Some of the new gun groups eschew political affiliations. Others cater mostly to liberals.
In Shelton, Connecticut, for example, an organization named A Better Way 2A promotes gun rights for progressives and sells a variety of merchandise, including stickers that say, “You can’t vote away fascism. Buy a gun.” The Socialist Rifle Association, founded in Kansas in 2018, claims 10,000 donors and says it seeks to advance “an inclusive, safe and healthy firearms culture in America to combat the toxic, right-wing, and exclusionary firearm culture in place today.”
“Owning a gun now is not an automatic indicator that you’re most likely a conservative,” says Jordan Levine, co-founder of A Better Way 2A. “You have far more people who are politically involved – Gen Z and millennials especially – who see things and feel this dread that your most paranoid conservative gun owners have felt for so long. But now, it’s not liberals coming for your guns, but conservatives coming for our rights.”
Different views among Democrats
For those who see guns as problems, not solutions, the trend is jarring. Most researchers agree that stricter gun laws save lives, though Americans are still split on whether gun rights or gun control is more important.
Now, with the public on high alert about armed federal immigration enforcement, that debate, once confined largely to political circles, is now on Main Street.
“There’s something that has been lost with the aggressiveness of what’s happening,” says Dru Stevenson, a professor at South Texas College of Law in Houston. “We don’t know where the boundaries are anymore, and where do they stop?”
The shootings in January of Mr. Pretti and Renee Good in Minneapolis have crystallized those concerns and turned arguments for stricter gun rights upside down.
Conservatives’ concerns, once fueled in part by the National Rifle Association’s descriptions of federal agents as “jack-booted government thugs,” became visceral for liberals who watched the Trump administration’s immigration crackdown in Minnesota. Mr. Pretti was hailed as a hero among those on the political left for defending his community against federal agents carrying out a deportation agenda in a way many believed clashed with local values.
Videos have since emerged of armed Minnesotans standing guard in neighborhoods, including one in which a gun carrier says, “This is my area. … I protect my people.”
Many liberals identified with those protesting, says Edward Gardner, head of the Liberal Gun Club in Massachusetts. “Renee Good looked like a middle-aged soccer mom.

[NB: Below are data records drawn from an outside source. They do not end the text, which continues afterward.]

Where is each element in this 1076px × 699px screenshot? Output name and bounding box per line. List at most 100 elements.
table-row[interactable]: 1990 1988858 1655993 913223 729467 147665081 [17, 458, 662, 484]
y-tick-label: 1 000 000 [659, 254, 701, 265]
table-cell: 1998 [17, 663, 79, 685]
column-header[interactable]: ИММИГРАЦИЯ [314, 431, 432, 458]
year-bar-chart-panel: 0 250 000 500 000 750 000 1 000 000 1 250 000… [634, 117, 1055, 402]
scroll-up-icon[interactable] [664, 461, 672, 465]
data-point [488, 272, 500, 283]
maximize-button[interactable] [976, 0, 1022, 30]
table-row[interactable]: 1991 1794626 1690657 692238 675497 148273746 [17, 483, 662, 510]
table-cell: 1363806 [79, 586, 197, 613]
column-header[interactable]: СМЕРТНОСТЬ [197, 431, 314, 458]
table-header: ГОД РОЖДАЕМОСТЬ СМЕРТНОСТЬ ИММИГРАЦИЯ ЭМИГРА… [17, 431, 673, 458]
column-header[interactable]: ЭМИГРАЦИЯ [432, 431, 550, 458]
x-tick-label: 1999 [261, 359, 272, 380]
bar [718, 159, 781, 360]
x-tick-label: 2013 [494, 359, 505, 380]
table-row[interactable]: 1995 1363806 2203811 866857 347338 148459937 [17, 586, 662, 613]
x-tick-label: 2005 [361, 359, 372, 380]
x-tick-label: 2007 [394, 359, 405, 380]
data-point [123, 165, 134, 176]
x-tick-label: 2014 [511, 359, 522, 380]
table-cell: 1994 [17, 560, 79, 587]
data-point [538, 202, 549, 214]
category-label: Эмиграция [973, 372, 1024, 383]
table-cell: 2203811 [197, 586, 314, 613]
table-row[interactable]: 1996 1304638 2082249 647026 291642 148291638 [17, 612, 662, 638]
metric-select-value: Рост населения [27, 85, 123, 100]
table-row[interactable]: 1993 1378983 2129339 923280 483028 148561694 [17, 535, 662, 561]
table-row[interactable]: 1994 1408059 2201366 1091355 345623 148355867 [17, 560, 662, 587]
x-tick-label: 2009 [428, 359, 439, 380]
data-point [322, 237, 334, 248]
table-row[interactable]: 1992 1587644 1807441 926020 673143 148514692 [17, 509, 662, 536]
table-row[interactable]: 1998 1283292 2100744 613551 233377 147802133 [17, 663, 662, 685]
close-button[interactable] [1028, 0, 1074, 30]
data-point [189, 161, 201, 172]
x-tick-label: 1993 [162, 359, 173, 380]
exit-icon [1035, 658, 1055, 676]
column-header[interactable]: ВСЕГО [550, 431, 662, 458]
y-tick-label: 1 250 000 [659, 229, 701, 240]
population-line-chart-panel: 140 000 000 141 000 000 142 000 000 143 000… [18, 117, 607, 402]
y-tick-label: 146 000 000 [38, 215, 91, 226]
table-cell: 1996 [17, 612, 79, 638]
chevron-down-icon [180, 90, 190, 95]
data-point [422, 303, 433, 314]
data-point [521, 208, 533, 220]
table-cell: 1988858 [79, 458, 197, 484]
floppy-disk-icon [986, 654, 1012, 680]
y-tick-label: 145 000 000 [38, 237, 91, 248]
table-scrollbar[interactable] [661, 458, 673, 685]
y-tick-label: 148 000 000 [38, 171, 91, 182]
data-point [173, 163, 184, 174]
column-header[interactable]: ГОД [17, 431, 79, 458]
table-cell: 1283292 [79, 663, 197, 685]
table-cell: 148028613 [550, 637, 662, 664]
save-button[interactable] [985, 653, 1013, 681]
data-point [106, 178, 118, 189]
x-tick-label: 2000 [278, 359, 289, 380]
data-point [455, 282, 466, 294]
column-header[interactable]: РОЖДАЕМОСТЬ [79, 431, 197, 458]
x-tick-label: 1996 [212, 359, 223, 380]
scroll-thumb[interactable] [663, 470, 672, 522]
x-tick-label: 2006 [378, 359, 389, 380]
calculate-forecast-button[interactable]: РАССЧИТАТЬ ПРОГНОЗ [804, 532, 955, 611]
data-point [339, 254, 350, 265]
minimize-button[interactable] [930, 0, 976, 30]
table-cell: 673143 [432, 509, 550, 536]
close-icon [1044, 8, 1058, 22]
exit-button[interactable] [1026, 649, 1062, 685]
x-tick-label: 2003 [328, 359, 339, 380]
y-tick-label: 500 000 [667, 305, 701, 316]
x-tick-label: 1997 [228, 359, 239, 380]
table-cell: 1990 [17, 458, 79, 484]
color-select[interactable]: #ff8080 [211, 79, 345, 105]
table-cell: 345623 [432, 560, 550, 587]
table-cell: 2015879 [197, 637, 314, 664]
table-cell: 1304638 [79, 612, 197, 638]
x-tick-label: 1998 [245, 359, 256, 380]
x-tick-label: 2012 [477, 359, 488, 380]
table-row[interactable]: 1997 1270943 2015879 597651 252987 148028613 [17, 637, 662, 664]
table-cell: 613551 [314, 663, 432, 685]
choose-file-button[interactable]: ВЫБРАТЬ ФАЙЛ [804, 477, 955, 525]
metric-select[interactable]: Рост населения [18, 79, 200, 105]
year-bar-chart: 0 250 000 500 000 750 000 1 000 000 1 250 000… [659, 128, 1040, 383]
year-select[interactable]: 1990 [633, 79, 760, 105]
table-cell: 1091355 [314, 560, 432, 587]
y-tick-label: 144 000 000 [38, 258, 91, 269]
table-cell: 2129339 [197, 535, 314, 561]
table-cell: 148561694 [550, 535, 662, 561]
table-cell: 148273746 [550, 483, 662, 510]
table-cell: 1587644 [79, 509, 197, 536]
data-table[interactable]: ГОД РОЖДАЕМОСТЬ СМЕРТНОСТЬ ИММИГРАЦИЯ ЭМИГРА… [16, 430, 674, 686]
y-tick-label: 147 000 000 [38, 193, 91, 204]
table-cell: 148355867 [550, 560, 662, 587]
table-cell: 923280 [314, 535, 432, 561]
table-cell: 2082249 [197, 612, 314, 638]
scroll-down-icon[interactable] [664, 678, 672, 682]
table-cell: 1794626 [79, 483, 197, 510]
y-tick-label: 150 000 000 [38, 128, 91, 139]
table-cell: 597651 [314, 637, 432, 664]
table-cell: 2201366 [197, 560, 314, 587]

Alex Pretti looked like an average white guy with a beard. [The killings] twinged something in people’s brains: If it can happen to them, it can happen to me.”
Guns as a common cause
But the question of whether calls for gun rights and regulations are evenly applied is a nuance embedded in the legal arc of the Second Amendment in American history.
The amendment has always been messy. The Founding Fathers wrote it in part to discourage tyrannical government. But in practice, it was mostly used to justify repelling Indian attacks on settlements and, in the South, to intimidate abolitionists. The Second Amendment might also be a reminder to respect other people’s spaces, suggesting a broader notion, as Mr. Mills, Osprey’s owner, puts it, that an armed society that is ready to defend itself may, in fact, be a better society.
For Mr. Mills, preserving expanded gun rights helps protect all Americans from government overreach. Not that he doesn’t worry about gun safety for the public at large. But that’s a quandary, he says, he cannot solve. “What we know about the government is, if you give them an inch, they take a mile.”